Facendo ricorso a sistemi di intelligenza artificiale, ad esempio ChatGPT e sue evoluzioni future, il docente può chiedere di preparare set di slide su vari argomenti e ottenere un ottimo risultato. Qualcuno potrebbe illudersi di diventare competente in tanti campi, ad esempio di sistemi manageriali, con il rischio però di diventare solo un imbonitore. L’apprendimento è qualcosa di ben più solido dei semplici strumenti in quanto è un mix di conoscenza (scienza), arte (capacità di adattare le conoscenze e di innovare), tecnica (conoscenze applicate e modificate con l’esperienza), relazioni (trasmissione del sapere implicito), valori (che si percepiscono tramite le relazioni). Questo mix non può essere creato solo con strumenti, ma si crea quando le persone interagiscono. Certamente gli strumenti digitali possono aiutare, perché, ad esempio, è possibile attivare “comunità di pratica” anche a distanza. Tuttavia, è indubbio che trasmettere l’empatia e far percepire i propri valori tramite una piattaforma richiede capacità diverse dalla presenza in aula.

Al riguardo, posso citare due esperienze personali. Nella seconda metà degli anni ’80 stavo svolgendo un corso di formazione su temi organizzativi ed economici rivolto ai medici di un grande ospedale milanese. Una giovane collega era seduta tra i partecipanti per apprendere come imparare a gestire quei temi in futuri corsi. A metà del pomeriggio uno psicologo che era davanti a lei si rivolse al collega con questa frase “questo è un bel tipo, crede davvero alle cose che dice”. L’interpretazione poteva essere duplice. La prima, negativa, può essere sintetizzata in questi termini “crede davvero che queste cose servano ai medici che invece hanno altri problemi perché si occupano della vita e della sofferenza di persone e quindi stiamo perdendo tempo”. Quella positiva è sintetizzabile nei seguenti termini “crede davvero all’utilità di ciò che dice e non si limita a dirci alcune cose solo per denaro”. Ancora oggi, ho il dubbio su quale interpretazione dare a quella affermazione. Un secondo esempio mi deriva da interventi fatti durante e dopo il Covid utilizzando le piattaforme. Dalle valutazioni dei partecipanti è stato sottolineato questo aspetto: “Il docente ci ha motivato con il suo entusiasmo e l’adrenalina che dimostrava di avere in corpo rispondendo anche alle nostre domande”. Non ho detto questo per autocelebrazione perché “chi si loda si imbroda” ma solo per mettere in evidenza l’importanza della coerenza tra ciò che si dice e ciò che si trasmette. Parlare di apprendimento digitale significa innanzitutto capacità di distinguere chiaramente il fine dagli strumenti. Il fine è quello di stimolare la cultura e l’attitudine al cambiamento per generare valore condiviso all’interno e con l’ambiente nel quale imprese, amministrazioni pubbliche ed enti del terzo settore sono inseriti e non per fare carriera o per perseguire la massimizzazione del profitto (nel privato) o il semplice equilibrio di bilancio (nel pubblico).

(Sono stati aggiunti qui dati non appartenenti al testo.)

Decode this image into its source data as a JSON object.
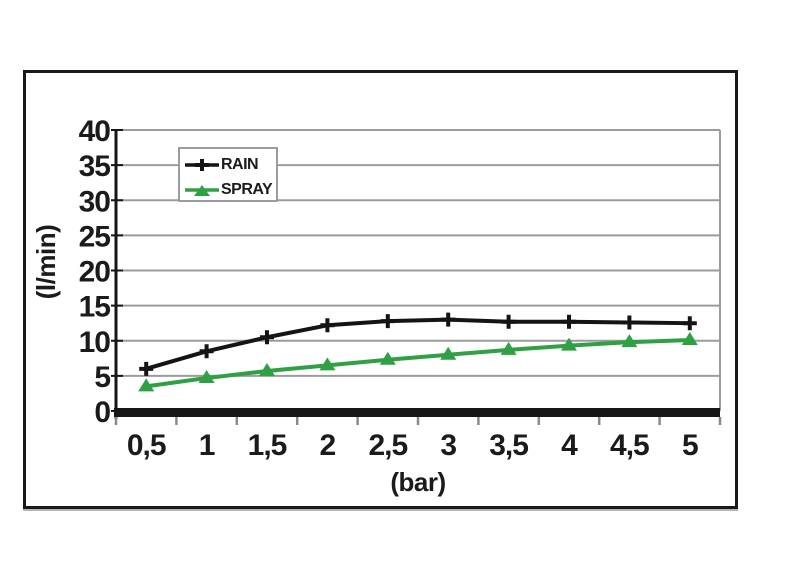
{
  "page": {
    "background": "#ffffff",
    "frame_border_color": "#1a1a1a"
  },
  "chart_data": {
    "type": "line",
    "xlabel": "(bar)",
    "ylabel": "(l/min)",
    "x_values": [
      0.5,
      1,
      1.5,
      2,
      2.5,
      3,
      3.5,
      4,
      4.5,
      5
    ],
    "x_tick_labels": [
      "0,5",
      "1",
      "1,5",
      "2",
      "2,5",
      "3",
      "3,5",
      "4",
      "4,5",
      "5"
    ],
    "ylim": [
      0,
      40
    ],
    "y_tick_step": 5,
    "y_tick_labels": [
      "0",
      "5",
      "10",
      "15",
      "20",
      "25",
      "30",
      "35",
      "40"
    ],
    "grid": "horizontal",
    "legend_position": "top-left-inside",
    "series": [
      {
        "name": "RAIN",
        "color": "#141414",
        "marker": "plus",
        "values": [
          6,
          8.5,
          10.5,
          12.2,
          12.8,
          13,
          12.7,
          12.7,
          12.6,
          12.5
        ]
      },
      {
        "name": "SPRAY",
        "color": "#2FA043",
        "marker": "triangle-up",
        "values": [
          3.5,
          4.7,
          5.7,
          6.5,
          7.3,
          8,
          8.7,
          9.3,
          9.8,
          10.1
        ]
      }
    ],
    "colors": {
      "gridline": "#9b9b9b",
      "axis": "#161616",
      "tick": "#8a8a8a",
      "text": "#1b1b1b",
      "plot_background": "#ffffff",
      "legend_border": "#9b9b9b"
    }
  }
}
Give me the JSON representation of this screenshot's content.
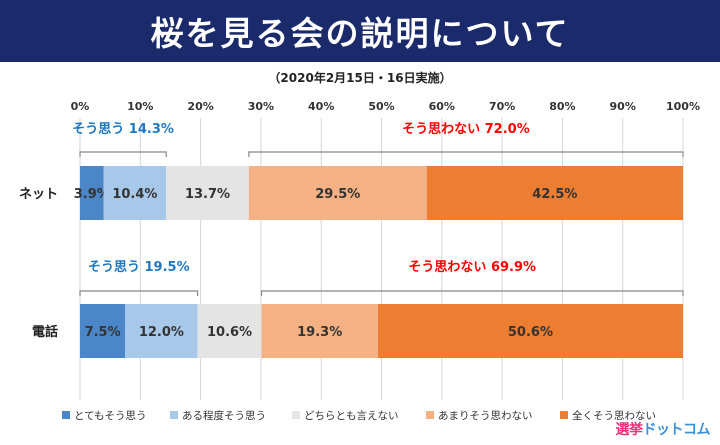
{
  "header": {
    "title": "桜を見る会の説明について",
    "subtitle": "（2020年2月15日・16日実施）"
  },
  "logo": {
    "part1": "選挙",
    "part2": "ドットコム"
  },
  "chart_data": {
    "type": "bar",
    "orientation": "horizontal",
    "stacked": true,
    "xlim": [
      0,
      100
    ],
    "x_ticks": [
      "0%",
      "10%",
      "20%",
      "30%",
      "40%",
      "50%",
      "60%",
      "70%",
      "80%",
      "90%",
      "100%"
    ],
    "categories": [
      "ネット",
      "電話"
    ],
    "series": [
      {
        "name": "とてもそう思う",
        "values": [
          3.9,
          7.5
        ],
        "labels": [
          "3.9%",
          "7.5%"
        ],
        "color": "#4a86c8"
      },
      {
        "name": "ある程度そう思う",
        "values": [
          10.4,
          12.0
        ],
        "labels": [
          "10.4%",
          "12.0%"
        ],
        "color": "#a8c8ea"
      },
      {
        "name": "どちらとも言えない",
        "values": [
          13.7,
          10.6
        ],
        "labels": [
          "13.7%",
          "10.6%"
        ],
        "color": "#e4e4e4"
      },
      {
        "name": "あまりそう思わない",
        "values": [
          29.5,
          19.3
        ],
        "labels": [
          "29.5%",
          "19.3%"
        ],
        "color": "#f4b183"
      },
      {
        "name": "全くそう思わない",
        "values": [
          42.5,
          50.6
        ],
        "labels": [
          "42.5%",
          "50.6%"
        ],
        "color": "#ed7d31"
      }
    ],
    "annotations": [
      {
        "category": "ネット",
        "text": "そう思う 14.3%",
        "from": 0,
        "to": 14.3,
        "color": "#1f78c1"
      },
      {
        "category": "ネット",
        "text": "そう思わない 72.0%",
        "from": 28.0,
        "to": 100,
        "color": "#ff0000"
      },
      {
        "category": "電話",
        "text": "そう思う 19.5%",
        "from": 0,
        "to": 19.5,
        "color": "#1f78c1"
      },
      {
        "category": "電話",
        "text": "そう思わない 69.9%",
        "from": 30.1,
        "to": 100,
        "color": "#ff0000"
      }
    ],
    "legend_position": "bottom",
    "grid": true
  }
}
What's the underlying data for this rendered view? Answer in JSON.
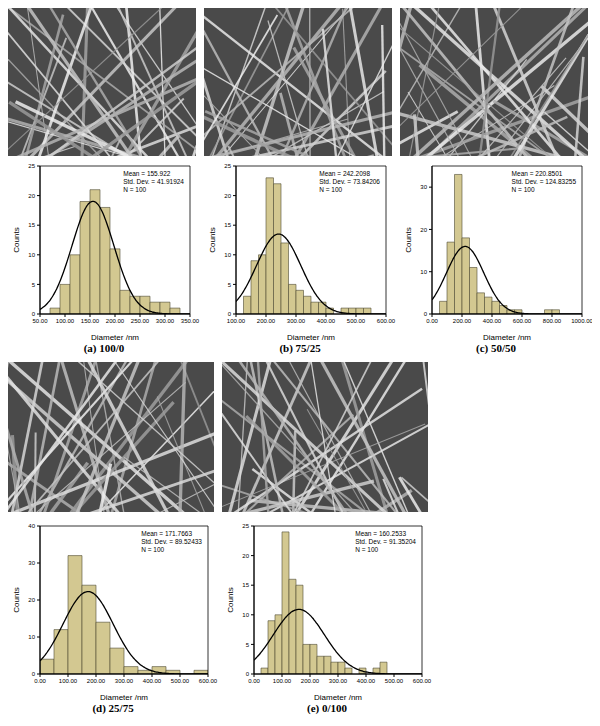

Gli strumenti digitali devono essere subordinati a questo fine. Se gli strumenti sempre più potenti sono utilizzati senza far chiarezza sul fine rischiano di diventare un’ulteriore illusione o grande imbroglio della società moderna. Un’ultima annotazione riguarda un’apparente contraddizione. Come possono guidare e facilitare processi di apprendimento digitale persone che non si sono formate in questa cultura? Questa contraddizione può essere risolta applicando la logica del “coaching bidirezionale” o “reverse coaching”. I docenti-facilitatori e i manager possono trasferire ai partecipanti l’esperienza e le conoscenze consolidate, mentre i giovani o comunque chi ha maggiore conoscenza degli strumenti digitali può condividere la conoscenza delle potenzialità che esse hanno.